Life as a small bank is hard. There are endless regulations, compliance costs, capital constraints, loss provisions, technology investments, auditing expenses, overhead costs, etc.
Yet, there are mortgage lenders out there gung-ho about getting bank status.
Being a bank has benefits to a lender, no doubt. One is lower warehousing costs (the cost of holding mortgages until they can be sold off to investors). Another benefit is brand credibility. Another is increased-cross-selling opportunities and product offerings. And there are others.
Probably the most widely-cited benefit, however, is the ability to accept deposits. Deposits are seen as a cheaper source of mortgage funds than securitization and most alternative funding channels. In theory, that allows for a bigger spread (profit) on mortgage lending. Most mortgage lenders would agree that, without deposits, a bank license isn’t worth the hassle.
The challenge, however, is that everyone wants deposits. In fact, the deposit wars are as fierce as the mortgage wars. It’s even making some big banks do the unthinkable: offer competitive savings rates!
The result is twofold:
- Net interest margins will fall
- You’ll now find lenders with established brand names that can’t generate decent deposit growth.
How then, is a new mortgage bank with minimal recognition going to steal deposits from brand giants like ING, and from the Ally‘s of the world, with their monster marketing budgets and 3.30% 5-year GICs?
It’s most likely not going to happen. Most wanna-be-bankers might do better to redeploy their resources and simply partner with existing banks.
Last modified: April 26, 2017
Last time I looked Ally is a relatively new startup (sure, born of GMAC, but still). Yes, they may have a big marketing budget, but had no real brand recognition until recently. ING Direct was pioneered in Canada and didn’t always have market share or a big budget, despite a big parent corp (Read the Orange Code).

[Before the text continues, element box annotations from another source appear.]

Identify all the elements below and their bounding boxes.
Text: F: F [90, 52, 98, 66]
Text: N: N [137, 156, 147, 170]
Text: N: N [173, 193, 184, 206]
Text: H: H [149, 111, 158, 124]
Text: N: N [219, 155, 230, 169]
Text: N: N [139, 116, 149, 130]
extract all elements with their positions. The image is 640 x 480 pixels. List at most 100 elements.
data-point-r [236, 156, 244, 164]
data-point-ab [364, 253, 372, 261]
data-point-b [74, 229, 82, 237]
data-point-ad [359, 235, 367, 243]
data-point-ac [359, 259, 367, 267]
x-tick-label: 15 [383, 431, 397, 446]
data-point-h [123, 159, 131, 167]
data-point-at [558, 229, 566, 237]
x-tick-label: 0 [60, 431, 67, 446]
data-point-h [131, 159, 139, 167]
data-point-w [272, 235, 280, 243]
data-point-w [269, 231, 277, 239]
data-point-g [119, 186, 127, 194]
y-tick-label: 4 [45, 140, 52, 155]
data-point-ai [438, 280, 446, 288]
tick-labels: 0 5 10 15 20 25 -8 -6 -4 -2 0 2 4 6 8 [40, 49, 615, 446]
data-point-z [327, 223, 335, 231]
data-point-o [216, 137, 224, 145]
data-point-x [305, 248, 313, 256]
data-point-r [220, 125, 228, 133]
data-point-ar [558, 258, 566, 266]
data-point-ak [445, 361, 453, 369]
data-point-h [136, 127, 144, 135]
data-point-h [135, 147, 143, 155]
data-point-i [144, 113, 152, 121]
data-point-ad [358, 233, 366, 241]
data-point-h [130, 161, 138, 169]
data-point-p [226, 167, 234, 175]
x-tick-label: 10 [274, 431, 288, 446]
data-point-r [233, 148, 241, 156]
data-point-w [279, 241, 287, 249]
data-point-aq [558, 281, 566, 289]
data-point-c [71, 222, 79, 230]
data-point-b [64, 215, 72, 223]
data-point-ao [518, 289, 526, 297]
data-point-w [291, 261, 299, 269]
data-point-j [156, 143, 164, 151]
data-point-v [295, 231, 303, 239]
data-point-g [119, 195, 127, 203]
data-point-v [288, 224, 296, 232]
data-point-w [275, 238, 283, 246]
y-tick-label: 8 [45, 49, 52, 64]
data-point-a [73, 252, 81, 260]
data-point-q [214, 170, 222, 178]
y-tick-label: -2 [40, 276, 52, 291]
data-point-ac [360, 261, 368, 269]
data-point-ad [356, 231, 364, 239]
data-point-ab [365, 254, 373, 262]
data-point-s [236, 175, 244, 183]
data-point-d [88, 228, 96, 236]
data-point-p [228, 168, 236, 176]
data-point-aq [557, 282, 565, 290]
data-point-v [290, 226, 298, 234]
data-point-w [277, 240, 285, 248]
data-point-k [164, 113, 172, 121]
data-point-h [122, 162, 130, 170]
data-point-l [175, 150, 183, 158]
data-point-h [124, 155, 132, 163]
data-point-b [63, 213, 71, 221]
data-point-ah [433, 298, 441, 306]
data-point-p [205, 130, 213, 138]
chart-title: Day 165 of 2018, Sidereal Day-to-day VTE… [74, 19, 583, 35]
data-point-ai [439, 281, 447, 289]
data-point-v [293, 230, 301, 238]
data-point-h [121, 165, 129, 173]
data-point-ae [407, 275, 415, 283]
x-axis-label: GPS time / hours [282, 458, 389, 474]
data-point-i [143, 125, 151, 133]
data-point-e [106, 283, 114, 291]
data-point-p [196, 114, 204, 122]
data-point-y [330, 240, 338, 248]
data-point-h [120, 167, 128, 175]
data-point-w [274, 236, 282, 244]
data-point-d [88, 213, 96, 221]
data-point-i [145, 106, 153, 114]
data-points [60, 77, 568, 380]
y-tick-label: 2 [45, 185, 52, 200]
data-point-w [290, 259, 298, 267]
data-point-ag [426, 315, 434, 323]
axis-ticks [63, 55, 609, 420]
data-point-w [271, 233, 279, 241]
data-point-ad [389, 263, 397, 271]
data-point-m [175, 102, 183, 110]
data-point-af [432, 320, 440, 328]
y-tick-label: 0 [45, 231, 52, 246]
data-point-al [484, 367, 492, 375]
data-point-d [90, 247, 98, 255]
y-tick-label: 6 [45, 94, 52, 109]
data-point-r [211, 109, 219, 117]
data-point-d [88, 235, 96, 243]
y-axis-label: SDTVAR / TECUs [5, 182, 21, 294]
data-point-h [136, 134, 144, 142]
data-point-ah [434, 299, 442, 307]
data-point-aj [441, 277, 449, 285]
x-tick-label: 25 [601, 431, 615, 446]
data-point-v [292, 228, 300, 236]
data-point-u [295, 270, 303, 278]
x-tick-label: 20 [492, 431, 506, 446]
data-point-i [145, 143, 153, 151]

So, I guess, if they could do it, why can’t someone else? Maybe the wanna-be-bankers will be able to innovate and compete just as hard or harder than the incumbents and carve out a nice niche for themselves. Maybe they won’t have to take market share from ING and from Ally, but from bricks-and-mortar institutions instead!
No doubt a similar amount of pessimism existed amongst the large incumbents when ING first launched, followed by a sense of panic (see: Mbanx) when they realized that people wanted to “save their money”. The big banks were wrong.
Let’s hope the entrepreneurs who are striving to compete, and win, against the incumbents won’t read your post and give up out of frustration. I suspect they’ll just smile and solder on, which is good news for the Canadian consumer. :)
Hey Gord,
Thanks for the note. Counter-points are always appreciated since they are what make a debate.
Anyone who has the massive marketing budget of a GMAC subsidiary can make a dent in market share, but most of these upstarts don’t. Regardless, there is a huge investment that needs to be made to pry dollars from the Big 5 and existing virtual banks.
The main point of this piece was that it’s brutally more difficult to carve out a niche today than it once was. Many upstarts may find that this cost is not worth the benefit, especially when they can “rent” a bank balance sheet instead.
There will always be exceptions though, and the more competition the better…
Cheers,
Rob
Correction/Clarification: Ally has applied for bank status in Canada but is not a bank at this time.
And of course Ally is a trust company not a bank. More specifically it’s Resmor trust
Thanks Rob! It’s true – these are volume businesses and it’s expensive to attract volume, regardless of the business model in the lender space – whether it’s direct to consumer, through the broker channel, retail, or a combination of all of the above.
Keep up the great job on the blog and thanks for fostering a good conversation.
Bank status = more reputable, more variety, more service as there are deposits and etc. I don’t want my mortgage sold off to another lender.
I think most home owners would rather save .10% on their interest rate than deal with a bank. Does it really matter if your mortgage is sold off after it closes? All the big banks sell their mortgages and the customer doesn’t even notice.
Hi Rob, Great topic….
One thing that peaks my curiosity is the argument that lenders are striving for bank status to grow their “B” business. With all the constraints put on the CMB, lenders may be turning to deposit takers to fund their nontraditional market products. Thoughts???
-Scott Findlay
Home Trust and Equitable Trust seem to do pretty well in the B market and they aren’t banks.
Hi Scott,
It’s an interesting question because there are definitely a few lenders “banking” on bank status to build their B business. One good example would be Xceed. There hasn’t been a good securitization method for B paper since ABCP. Access to a strong balance sheet is therefore essential to most alternative-lending models.
The questions then become:
a) Is bank status necessary to execute a B model (Xceed obviously believes it is but not everyone agrees); and,
b) Will the greater expense and regulation of a bank be offset by significantly greater profits?
As things unfold, it’ll be interesting to see what success non-banks have in the B market versus their newly-minted bank competitors.
Cheers,
Rob
Very good post, I got to know a lot about deposits.